Ainsi, prévoyez une inspection mensuelle du matériel, avec une personne responsable et un petit budget de remplacement. Une microfibre coûte quelques dollars. Une plainte client, une reprise de travail ou un contrat perdu coûtent infiniment plus cher.

Qui s’occupe de l’entretien du matériel de nettoyage?

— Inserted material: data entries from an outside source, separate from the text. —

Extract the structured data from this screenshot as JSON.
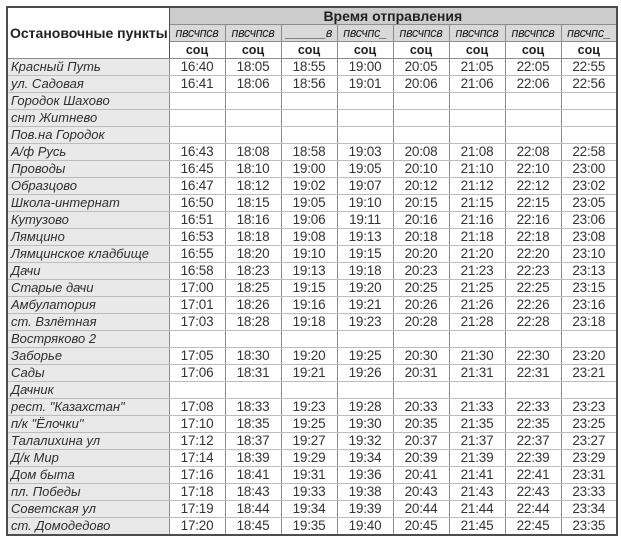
{
  "table": {
    "corner_header": "Остановочные пункты",
    "main_header": "Время отправления",
    "day_headers": [
      "пвсчпсв",
      "пвсчпсв",
      "______в",
      "пвсчпс_",
      "пвсчпсв",
      "пвсчпсв",
      "пвсчпсв",
      "пвсчпс_"
    ],
    "fare_headers": [
      "соц",
      "соц",
      "соц",
      "соц",
      "соц",
      "соц",
      "соц",
      "соц"
    ],
    "rows": [
      {
        "stop": "Красный Путь",
        "times": [
          "16:40",
          "18:05",
          "18:55",
          "19:00",
          "20:05",
          "21:05",
          "22:05",
          "22:55"
        ]
      },
      {
        "stop": "ул. Садовая",
        "times": [
          "16:41",
          "18:06",
          "18:56",
          "19:01",
          "20:06",
          "21:06",
          "22:06",
          "22:56"
        ]
      },
      {
        "stop": "Городок Шахово",
        "times": [
          "",
          "",
          "",
          "",
          "",
          "",
          "",
          ""
        ]
      },
      {
        "stop": "снт Житнево",
        "times": [
          "",
          "",
          "",
          "",
          "",
          "",
          "",
          ""
        ]
      },
      {
        "stop": "Пов.на Городок",
        "times": [
          "",
          "",
          "",
          "",
          "",
          "",
          "",
          ""
        ]
      },
      {
        "stop": "А/ф Русь",
        "times": [
          "16:43",
          "18:08",
          "18:58",
          "19:03",
          "20:08",
          "21:08",
          "22:08",
          "22:58"
        ]
      },
      {
        "stop": "Проводы",
        "times": [
          "16:45",
          "18:10",
          "19:00",
          "19:05",
          "20:10",
          "21:10",
          "22:10",
          "23:00"
        ]
      },
      {
        "stop": "Образцово",
        "times": [
          "16:47",
          "18:12",
          "19:02",
          "19:07",
          "20:12",
          "21:12",
          "22:12",
          "23:02"
        ]
      },
      {
        "stop": "Школа-интернат",
        "times": [
          "16:50",
          "18:15",
          "19:05",
          "19:10",
          "20:15",
          "21:15",
          "22:15",
          "23:05"
        ]
      },
      {
        "stop": "Кутузово",
        "times": [
          "16:51",
          "18:16",
          "19:06",
          "19:11",
          "20:16",
          "21:16",
          "22:16",
          "23:06"
        ]
      },
      {
        "stop": "Лямцино",
        "times": [
          "16:53",
          "18:18",
          "19:08",
          "19:13",
          "20:18",
          "21:18",
          "22:18",
          "23:08"
        ]
      },
      {
        "stop": "Лямцинское кладбище",
        "times": [
          "16:55",
          "18:20",
          "19:10",
          "19:15",
          "20:20",
          "21:20",
          "22:20",
          "23:10"
        ]
      },
      {
        "stop": "Дачи",
        "times": [
          "16:58",
          "18:23",
          "19:13",
          "19:18",
          "20:23",
          "21:23",
          "22:23",
          "23:13"
        ]
      },
      {
        "stop": "Старые дачи",
        "times": [
          "17:00",
          "18:25",
          "19:15",
          "19:20",
          "20:25",
          "21:25",
          "22:25",
          "23:15"
        ]
      },
      {
        "stop": "Амбулатория",
        "times": [
          "17:01",
          "18:26",
          "19:16",
          "19:21",
          "20:26",
          "21:26",
          "22:26",
          "23:16"
        ]
      },
      {
        "stop": "ст. Взлётная",
        "times": [
          "17:03",
          "18:28",
          "19:18",
          "19:23",
          "20:28",
          "21:28",
          "22:28",
          "23:18"
        ]
      },
      {
        "stop": "Востряково 2",
        "times": [
          "",
          "",
          "",
          "",
          "",
          "",
          "",
          ""
        ]
      },
      {
        "stop": "Заборье",
        "times": [
          "17:05",
          "18:30",
          "19:20",
          "19:25",
          "20:30",
          "21:30",
          "22:30",
          "23:20"
        ]
      },
      {
        "stop": "Сады",
        "times": [
          "17:06",
          "18:31",
          "19:21",
          "19:26",
          "20:31",
          "21:31",
          "22:31",
          "23:21"
        ]
      },
      {
        "stop": "Дачник",
        "times": [
          "",
          "",
          "",
          "",
          "",
          "",
          "",
          ""
        ]
      },
      {
        "stop": "рест. \"Казахстан\"",
        "times": [
          "17:08",
          "18:33",
          "19:23",
          "19:28",
          "20:33",
          "21:33",
          "22:33",
          "23:23"
        ]
      },
      {
        "stop": "п/к \"Ёлочки\"",
        "times": [
          "17:10",
          "18:35",
          "19:25",
          "19:30",
          "20:35",
          "21:35",
          "22:35",
          "23:25"
        ]
      },
      {
        "stop": "Талалихина ул",
        "times": [
          "17:12",
          "18:37",
          "19:27",
          "19:32",
          "20:37",
          "21:37",
          "22:37",
          "23:27"
        ]
      },
      {
        "stop": "Д/к Мир",
        "times": [
          "17:14",
          "18:39",
          "19:29",
          "19:34",
          "20:39",
          "21:39",
          "22:39",
          "23:29"
        ]
      },
      {
        "stop": "Дом быта",
        "times": [
          "17:16",
          "18:41",
          "19:31",
          "19:36",
          "20:41",
          "21:41",
          "22:41",
          "23:31"
        ]
      },
      {
        "stop": "пл. Победы",
        "times": [
          "17:18",
          "18:43",
          "19:33",
          "19:38",
          "20:43",
          "21:43",
          "22:43",
          "23:33"
        ]
      },
      {
        "stop": "Советская ул",
        "times": [
          "17:19",
          "18:44",
          "19:34",
          "19:39",
          "20:44",
          "21:44",
          "22:44",
          "23:34"
        ]
      },
      {
        "stop": "ст. Домодедово",
        "times": [
          "17:20",
          "18:45",
          "19:35",
          "19:40",
          "20:45",
          "21:45",
          "22:45",
          "23:35"
        ]
      }
    ]
  },
  "colors": {
    "header_bg": "#cccccc",
    "days_bg": "#d9d9d9",
    "stop_col_bg": "#e9e9e9",
    "cell_bg": "#ffffff",
    "text": "#333333",
    "border_outer": "#4d4d4d",
    "border_v": "#8c8c8c",
    "border_h": "#bdbdbd"
  }
}
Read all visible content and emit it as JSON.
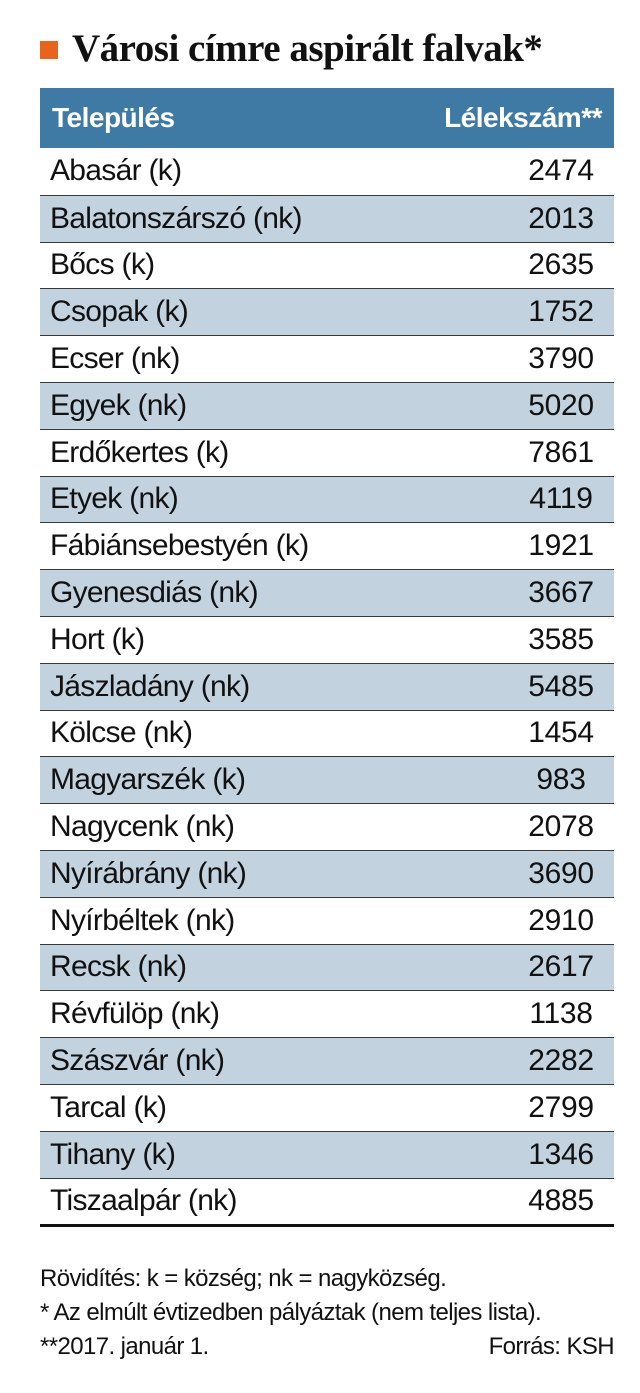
{
  "title": "Városi címre aspirált falvak*",
  "colors": {
    "accent": "#e8641e",
    "header_bg": "#3f7aa5",
    "row_alt": "#c3d2df"
  },
  "table": {
    "headers": {
      "name": "Település",
      "population": "Lélekszám**"
    },
    "rows": [
      {
        "name": "Abasár (k)",
        "population": "2474"
      },
      {
        "name": "Balatonszárszó (nk)",
        "population": "2013"
      },
      {
        "name": "Bőcs (k)",
        "population": "2635"
      },
      {
        "name": "Csopak (k)",
        "population": "1752"
      },
      {
        "name": "Ecser (nk)",
        "population": "3790"
      },
      {
        "name": "Egyek (nk)",
        "population": "5020"
      },
      {
        "name": "Erdőkertes (k)",
        "population": "7861"
      },
      {
        "name": "Etyek (nk)",
        "population": "4119"
      },
      {
        "name": "Fábiánsebestyén (k)",
        "population": "1921"
      },
      {
        "name": "Gyenesdiás (nk)",
        "population": "3667"
      },
      {
        "name": "Hort (k)",
        "population": "3585"
      },
      {
        "name": "Jászladány (nk)",
        "population": "5485"
      },
      {
        "name": "Kölcse (nk)",
        "population": "1454"
      },
      {
        "name": "Magyarszék (k)",
        "population": "983"
      },
      {
        "name": "Nagycenk (nk)",
        "population": "2078"
      },
      {
        "name": "Nyírábrány (nk)",
        "population": "3690"
      },
      {
        "name": "Nyírbéltek (nk)",
        "population": "2910"
      },
      {
        "name": "Recsk (nk)",
        "population": "2617"
      },
      {
        "name": "Révfülöp (nk)",
        "population": "1138"
      },
      {
        "name": "Szászvár (nk)",
        "population": "2282"
      },
      {
        "name": "Tarcal (k)",
        "population": "2799"
      },
      {
        "name": "Tihany (k)",
        "population": "1346"
      },
      {
        "name": "Tiszaalpár (nk)",
        "population": "4885"
      }
    ]
  },
  "footnotes": {
    "abbreviations": "Rövidítés: k = község; nk = nagyközség.",
    "note1": "* Az elmúlt évtizedben pályáztak (nem teljes lista).",
    "note2": "**2017. január 1.",
    "source": "Forrás: KSH"
  }
}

C’est souvent là, toutefois, que ça bloque. L’entretien du matériel appartient à tout le monde, donc à personne. La fin du quart arrive, les gens sont fatigués, et le matériel se retrouve entassé dans un coin du local.

Heureusement, trois choses règlent la situation :

  • Le nommer dans la tâche. L’entretien du matériel n’est pas « ce qu’on fait s’il reste du temps ». C’est la dernière étape de la routine, inscrite dans la procédure et prévue dans le temps alloué. Si votre route de travail ne réserve pas ces minutes-là, elles n’existeront jamais.
  • Le rendre visible. Un local bien conçu se contrôle en un coup d’œil. C’est plus efficace que n’importe quelle liste de vérification.
  • Expliquer le pourquoi. Une personne qui comprend qu’une vadrouille mal rangée sent mauvais et redistribue la saleté range sa vadrouille. Une personne à qui on a simplement dit de la ranger l’oubliera dès qu’elle sera pressée.

En résumé, l’entretien du matériel de nettoyage n’est pas un détail de fin de quart : votre programme ne vaut jamais plus que le matériel avec lequel il est exécuté. Vous pouvez avoir les meilleurs produits du marché et une équipe motivée : si les outils sont sales, le résultat sera négatif.